Take an example of a forum app, that requires users to be logged in to post:
We have a comment form component (mostly taken from FB's React tut) as such:
var CommentForm = React.createClass({
handleSubmit: function ( e ) {
e.preventDefault();
// get data
commentData = {
content: this.refs.content.getDOMNode().value.trim()
};
this.props.onCommentSubmit( commentData );
this.resetForm();
},
resetForm: function () {
this.refs.content.getDOMNode().value = '';
},
render: function () {
return (
<form className="comment-form" id="comment-form" onSubmit={ this.handleSubmit }>
<textarea name="comment[content]" placeholder="What's on your mind?" ref="content"></textarea>
<button className="post-comment button" type="submit">Post</button>
</form>
)
}
});
A comments store (abbreviated)
var CHANGE_EVENT = 'change';
var _comments = {};
function createComment ( data ) {
// post to server
}
var CommentStore = React.addons.update(EventEmitter.prototype, {$merge: {
// omitted methods
dispatcherIndex: AppDispatcher.register(function(payload) {
var action = payload.action;
var text;
switch(action.actionType) {
case CommentConstants.ADD_COMMENT:
AppDispatcher.waitFor([SessionStore.dispatchToken])
createComment(action.data);
break;
}
return true;
})
}});
And a store for handling sessions (also abbreviated):
var CHANGE_EVENT = 'change';
function ensureCurrentUser () {
if ( !SessionStore.currentUser() ) {
app.router.navigate('/login');
}
}
var SessionStore = React.addons.update(EventEmitter.prototype, {$merge: {
// omitted code
currentUser: function () {
return app.context.current_user;
},
dispatchToken: AppDispatcher.register(function ( payload ) {
var action = payload.action;
switch(action.actionType) {
case CommentConstants.ADD_COMMENT:
ensureCurrentUser();
break;
}
return true;
})
}});
My initial thought was that this is a case for Flux's waitFor()

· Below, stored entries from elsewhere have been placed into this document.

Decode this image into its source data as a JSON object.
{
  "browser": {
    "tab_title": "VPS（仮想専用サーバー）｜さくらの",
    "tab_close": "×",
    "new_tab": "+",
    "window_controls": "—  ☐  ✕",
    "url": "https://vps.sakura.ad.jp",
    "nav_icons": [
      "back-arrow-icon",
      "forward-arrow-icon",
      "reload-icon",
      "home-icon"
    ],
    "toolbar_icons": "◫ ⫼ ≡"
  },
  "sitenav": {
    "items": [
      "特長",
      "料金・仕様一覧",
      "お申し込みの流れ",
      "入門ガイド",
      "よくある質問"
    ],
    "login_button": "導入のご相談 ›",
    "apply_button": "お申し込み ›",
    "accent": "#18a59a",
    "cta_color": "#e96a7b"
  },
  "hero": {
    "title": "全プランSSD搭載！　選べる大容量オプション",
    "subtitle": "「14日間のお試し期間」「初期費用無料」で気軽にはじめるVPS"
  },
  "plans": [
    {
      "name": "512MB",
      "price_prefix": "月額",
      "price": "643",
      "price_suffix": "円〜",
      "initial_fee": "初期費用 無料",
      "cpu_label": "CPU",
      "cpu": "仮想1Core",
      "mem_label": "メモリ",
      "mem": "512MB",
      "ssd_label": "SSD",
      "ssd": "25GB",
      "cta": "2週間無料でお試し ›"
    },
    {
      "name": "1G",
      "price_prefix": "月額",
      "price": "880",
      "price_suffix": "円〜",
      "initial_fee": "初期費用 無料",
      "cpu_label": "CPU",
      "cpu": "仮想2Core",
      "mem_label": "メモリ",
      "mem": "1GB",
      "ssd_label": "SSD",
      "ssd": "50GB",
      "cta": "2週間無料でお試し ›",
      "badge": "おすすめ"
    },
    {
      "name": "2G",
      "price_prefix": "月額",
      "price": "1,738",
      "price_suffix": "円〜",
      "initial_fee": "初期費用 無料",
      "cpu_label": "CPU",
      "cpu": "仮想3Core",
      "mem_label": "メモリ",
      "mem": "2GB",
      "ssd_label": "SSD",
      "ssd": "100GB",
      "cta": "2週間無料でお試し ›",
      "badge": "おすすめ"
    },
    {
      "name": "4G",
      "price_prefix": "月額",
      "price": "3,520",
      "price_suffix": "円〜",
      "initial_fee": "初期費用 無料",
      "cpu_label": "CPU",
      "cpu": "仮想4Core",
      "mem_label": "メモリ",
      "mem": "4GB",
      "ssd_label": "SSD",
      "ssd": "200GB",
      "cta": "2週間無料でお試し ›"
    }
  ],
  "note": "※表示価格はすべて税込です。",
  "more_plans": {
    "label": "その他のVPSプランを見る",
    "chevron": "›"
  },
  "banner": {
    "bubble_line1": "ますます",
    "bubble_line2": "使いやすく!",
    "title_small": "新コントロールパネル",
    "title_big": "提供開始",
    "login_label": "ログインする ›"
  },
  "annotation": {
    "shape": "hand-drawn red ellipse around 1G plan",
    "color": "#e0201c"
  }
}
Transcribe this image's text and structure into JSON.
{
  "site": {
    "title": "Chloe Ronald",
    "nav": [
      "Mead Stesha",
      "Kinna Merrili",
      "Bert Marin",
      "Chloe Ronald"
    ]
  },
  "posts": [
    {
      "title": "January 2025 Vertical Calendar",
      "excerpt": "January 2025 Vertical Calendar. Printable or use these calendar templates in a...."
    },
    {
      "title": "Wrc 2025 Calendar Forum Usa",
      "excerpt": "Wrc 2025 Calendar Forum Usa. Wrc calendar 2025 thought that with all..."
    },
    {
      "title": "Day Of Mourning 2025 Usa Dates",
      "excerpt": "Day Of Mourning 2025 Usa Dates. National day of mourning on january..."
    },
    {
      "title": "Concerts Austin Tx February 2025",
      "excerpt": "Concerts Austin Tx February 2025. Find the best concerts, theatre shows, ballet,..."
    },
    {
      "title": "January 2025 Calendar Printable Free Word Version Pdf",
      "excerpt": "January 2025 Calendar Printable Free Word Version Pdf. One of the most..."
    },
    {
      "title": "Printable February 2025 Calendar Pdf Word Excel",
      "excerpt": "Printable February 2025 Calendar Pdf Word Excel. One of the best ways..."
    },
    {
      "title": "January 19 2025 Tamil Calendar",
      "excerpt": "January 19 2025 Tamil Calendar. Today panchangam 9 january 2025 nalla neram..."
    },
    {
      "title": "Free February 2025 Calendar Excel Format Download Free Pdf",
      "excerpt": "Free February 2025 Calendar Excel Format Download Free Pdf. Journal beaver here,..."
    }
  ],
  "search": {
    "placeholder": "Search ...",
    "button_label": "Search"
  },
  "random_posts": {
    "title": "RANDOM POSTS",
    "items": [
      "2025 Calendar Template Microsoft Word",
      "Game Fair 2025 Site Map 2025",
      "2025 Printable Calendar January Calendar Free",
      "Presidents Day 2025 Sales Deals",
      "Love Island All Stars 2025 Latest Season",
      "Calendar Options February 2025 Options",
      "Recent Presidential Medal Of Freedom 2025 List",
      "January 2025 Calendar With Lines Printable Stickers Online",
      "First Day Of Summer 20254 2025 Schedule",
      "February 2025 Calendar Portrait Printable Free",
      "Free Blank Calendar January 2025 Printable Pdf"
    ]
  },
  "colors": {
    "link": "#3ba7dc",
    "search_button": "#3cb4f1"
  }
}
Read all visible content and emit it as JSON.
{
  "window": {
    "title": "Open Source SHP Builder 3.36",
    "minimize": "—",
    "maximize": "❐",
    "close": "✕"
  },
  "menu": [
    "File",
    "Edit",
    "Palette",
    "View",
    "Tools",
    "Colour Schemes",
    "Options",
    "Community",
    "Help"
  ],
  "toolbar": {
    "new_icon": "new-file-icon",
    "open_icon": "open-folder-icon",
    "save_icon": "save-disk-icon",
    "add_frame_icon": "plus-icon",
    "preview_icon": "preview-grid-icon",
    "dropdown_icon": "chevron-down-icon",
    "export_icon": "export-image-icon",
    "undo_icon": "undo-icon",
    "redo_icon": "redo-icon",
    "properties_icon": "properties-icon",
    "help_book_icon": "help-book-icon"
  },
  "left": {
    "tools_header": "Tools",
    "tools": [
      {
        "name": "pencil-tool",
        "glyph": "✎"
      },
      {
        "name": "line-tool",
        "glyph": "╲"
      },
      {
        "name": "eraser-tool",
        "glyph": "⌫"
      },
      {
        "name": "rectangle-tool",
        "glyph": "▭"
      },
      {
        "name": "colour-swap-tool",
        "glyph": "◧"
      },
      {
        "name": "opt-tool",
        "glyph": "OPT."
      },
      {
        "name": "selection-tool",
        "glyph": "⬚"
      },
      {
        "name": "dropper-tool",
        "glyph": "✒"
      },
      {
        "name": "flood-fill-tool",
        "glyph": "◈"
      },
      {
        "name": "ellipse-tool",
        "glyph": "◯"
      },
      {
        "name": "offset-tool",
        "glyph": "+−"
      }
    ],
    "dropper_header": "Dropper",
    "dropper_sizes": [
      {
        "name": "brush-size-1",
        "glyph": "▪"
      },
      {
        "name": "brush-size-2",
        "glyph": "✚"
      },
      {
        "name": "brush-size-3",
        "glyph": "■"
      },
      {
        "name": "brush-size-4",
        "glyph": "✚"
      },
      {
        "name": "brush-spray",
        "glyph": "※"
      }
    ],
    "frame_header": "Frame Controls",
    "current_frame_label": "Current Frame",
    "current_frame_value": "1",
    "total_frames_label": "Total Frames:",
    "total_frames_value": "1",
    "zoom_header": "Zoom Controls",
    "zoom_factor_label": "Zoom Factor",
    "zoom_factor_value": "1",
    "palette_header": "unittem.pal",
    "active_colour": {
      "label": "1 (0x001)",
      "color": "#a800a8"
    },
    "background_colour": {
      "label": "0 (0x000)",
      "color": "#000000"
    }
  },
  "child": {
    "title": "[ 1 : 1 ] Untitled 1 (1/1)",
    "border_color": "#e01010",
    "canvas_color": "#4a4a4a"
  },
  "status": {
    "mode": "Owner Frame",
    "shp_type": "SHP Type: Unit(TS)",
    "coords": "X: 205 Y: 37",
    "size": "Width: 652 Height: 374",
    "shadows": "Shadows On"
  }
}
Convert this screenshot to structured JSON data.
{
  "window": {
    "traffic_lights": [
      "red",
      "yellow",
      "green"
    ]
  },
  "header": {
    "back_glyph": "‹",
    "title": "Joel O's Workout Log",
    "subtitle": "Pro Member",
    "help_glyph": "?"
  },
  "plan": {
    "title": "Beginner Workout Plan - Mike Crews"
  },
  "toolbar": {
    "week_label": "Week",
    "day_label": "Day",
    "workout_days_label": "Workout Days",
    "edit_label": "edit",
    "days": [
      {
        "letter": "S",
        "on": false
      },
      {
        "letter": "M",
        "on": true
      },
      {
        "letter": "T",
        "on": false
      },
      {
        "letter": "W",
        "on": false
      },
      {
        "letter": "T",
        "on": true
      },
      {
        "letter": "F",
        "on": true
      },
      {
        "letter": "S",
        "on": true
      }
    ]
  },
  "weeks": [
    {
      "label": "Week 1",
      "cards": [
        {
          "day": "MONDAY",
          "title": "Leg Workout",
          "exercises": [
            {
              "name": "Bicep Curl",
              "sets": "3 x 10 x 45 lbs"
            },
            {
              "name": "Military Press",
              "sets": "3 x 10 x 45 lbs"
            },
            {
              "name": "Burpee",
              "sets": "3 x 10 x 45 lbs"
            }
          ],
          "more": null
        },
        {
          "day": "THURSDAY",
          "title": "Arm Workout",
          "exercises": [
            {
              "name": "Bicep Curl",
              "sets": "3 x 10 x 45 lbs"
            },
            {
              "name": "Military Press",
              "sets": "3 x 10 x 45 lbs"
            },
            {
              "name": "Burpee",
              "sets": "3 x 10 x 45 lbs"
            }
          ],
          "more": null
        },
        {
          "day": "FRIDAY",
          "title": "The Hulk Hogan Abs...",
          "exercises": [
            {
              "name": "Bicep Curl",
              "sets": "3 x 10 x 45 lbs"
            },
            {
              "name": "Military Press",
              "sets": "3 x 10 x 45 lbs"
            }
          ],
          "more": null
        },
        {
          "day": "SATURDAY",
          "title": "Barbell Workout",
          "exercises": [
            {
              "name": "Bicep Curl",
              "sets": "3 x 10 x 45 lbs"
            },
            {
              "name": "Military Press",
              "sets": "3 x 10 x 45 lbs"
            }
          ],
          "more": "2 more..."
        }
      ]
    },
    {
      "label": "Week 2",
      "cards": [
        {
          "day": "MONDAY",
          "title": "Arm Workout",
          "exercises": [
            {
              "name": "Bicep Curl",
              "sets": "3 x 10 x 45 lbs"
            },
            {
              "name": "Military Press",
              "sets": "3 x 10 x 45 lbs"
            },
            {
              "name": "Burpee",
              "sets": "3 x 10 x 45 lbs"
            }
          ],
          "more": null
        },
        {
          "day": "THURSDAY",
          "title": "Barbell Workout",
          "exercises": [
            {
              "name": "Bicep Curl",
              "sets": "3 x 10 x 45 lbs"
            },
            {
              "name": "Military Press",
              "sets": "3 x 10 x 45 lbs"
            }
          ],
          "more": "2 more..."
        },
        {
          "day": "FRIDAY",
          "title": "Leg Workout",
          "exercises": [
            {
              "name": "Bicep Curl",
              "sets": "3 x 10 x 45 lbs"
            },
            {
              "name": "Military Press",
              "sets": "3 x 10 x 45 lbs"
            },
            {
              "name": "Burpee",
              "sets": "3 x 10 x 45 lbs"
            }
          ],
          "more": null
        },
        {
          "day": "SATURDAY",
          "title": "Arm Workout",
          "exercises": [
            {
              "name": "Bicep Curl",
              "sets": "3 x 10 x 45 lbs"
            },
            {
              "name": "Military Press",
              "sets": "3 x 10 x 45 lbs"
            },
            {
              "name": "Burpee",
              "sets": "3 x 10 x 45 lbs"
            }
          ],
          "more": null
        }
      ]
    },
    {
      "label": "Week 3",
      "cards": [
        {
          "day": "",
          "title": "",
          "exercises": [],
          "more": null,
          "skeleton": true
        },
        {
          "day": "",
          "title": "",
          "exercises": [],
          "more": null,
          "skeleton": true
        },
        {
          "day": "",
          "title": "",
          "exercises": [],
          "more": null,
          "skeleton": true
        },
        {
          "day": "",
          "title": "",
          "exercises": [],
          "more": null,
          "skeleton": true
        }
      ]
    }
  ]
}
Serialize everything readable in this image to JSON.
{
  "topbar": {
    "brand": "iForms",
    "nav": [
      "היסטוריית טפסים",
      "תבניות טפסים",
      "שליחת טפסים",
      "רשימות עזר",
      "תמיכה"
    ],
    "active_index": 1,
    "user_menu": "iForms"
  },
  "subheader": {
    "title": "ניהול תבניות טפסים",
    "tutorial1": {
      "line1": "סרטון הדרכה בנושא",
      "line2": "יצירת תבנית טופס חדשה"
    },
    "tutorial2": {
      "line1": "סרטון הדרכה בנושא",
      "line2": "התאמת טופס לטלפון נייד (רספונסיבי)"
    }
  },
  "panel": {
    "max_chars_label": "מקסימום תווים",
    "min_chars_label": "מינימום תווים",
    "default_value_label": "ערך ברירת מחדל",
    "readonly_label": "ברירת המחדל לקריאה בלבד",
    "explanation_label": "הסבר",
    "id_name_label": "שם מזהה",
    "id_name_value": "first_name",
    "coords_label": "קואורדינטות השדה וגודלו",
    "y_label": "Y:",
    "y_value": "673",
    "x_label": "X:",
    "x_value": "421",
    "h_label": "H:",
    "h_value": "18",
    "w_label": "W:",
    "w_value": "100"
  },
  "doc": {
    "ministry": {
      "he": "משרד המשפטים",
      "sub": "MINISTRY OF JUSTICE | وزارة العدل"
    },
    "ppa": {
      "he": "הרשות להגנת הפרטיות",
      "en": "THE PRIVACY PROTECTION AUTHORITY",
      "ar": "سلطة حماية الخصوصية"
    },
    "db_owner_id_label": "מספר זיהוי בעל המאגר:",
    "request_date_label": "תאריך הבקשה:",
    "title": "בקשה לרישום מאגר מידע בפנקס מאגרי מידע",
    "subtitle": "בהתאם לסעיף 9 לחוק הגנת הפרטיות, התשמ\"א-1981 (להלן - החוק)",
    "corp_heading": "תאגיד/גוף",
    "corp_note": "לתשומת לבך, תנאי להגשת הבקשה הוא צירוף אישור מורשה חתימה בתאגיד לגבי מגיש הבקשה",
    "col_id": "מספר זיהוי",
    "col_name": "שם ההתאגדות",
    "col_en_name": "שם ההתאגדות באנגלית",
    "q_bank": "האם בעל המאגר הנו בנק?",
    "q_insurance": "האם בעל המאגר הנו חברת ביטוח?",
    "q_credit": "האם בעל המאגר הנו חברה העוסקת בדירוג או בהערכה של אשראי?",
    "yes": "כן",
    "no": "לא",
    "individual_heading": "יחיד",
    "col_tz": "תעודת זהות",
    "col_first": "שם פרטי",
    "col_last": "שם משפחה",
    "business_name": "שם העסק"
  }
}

method. However, the implementation above fails, as waitFor
closes the dependency loop as soon as SessionStore.dispatchToken
is set (as soon as ensureCurrentUser
returns).
Is this a case where the payload should be passed into ensureCurrentUser
, and then into the route handler for /login
? What is the Flux way of handling these types of flows?
Thanks in advance :)
As FakeRainBrigand suggested in his answer, you'd want to just check that the user has a valid session before creating a comment by first retrieving that value from the SessionStore:
case CommentConstants.ADD_COMMENT:
if (SessionStore.getUser()) {
createComment(action.data);
}
break;
But to preserve the comment so that it gets created after the user logs in, I would create a collection of pending comments in the CommentStore, and then later, in a callback to the login verification and session creation, dispatch a new action to inform the CommentStore that the user has now logged in. Then the CommentStore can respond to that by creating real comments out of the pending ones.
The simplest would be just asking SessionStore if there's a session.
case CommentConstants.ADD_COMMENT:
if (SessionStore.getUser()) {
createComment(action.data);
}
break;
Of course, this just saves you a server request. The behavior shouldn't be any different than always calling createComment(action.data)
.
Is this a case where the payload should be passed into ensureCurrentUser, and then into the route handler for /login? What is the Flux way of handling these types of flows?
For this, you might want to have an event emitter that emits a 'login' event.
case CommentConstants.ADD_COMMENT:
if (SessionStore.getUser()) {
createComment(action.data);
}
else {
someEventEmitter.one('login', function(){
createComment(action.data);
});
someEventEmitter.emit('loginRequired');
}
break;
And when loginRequired is emitted, if there isn't a user logged in, the login view would be presented.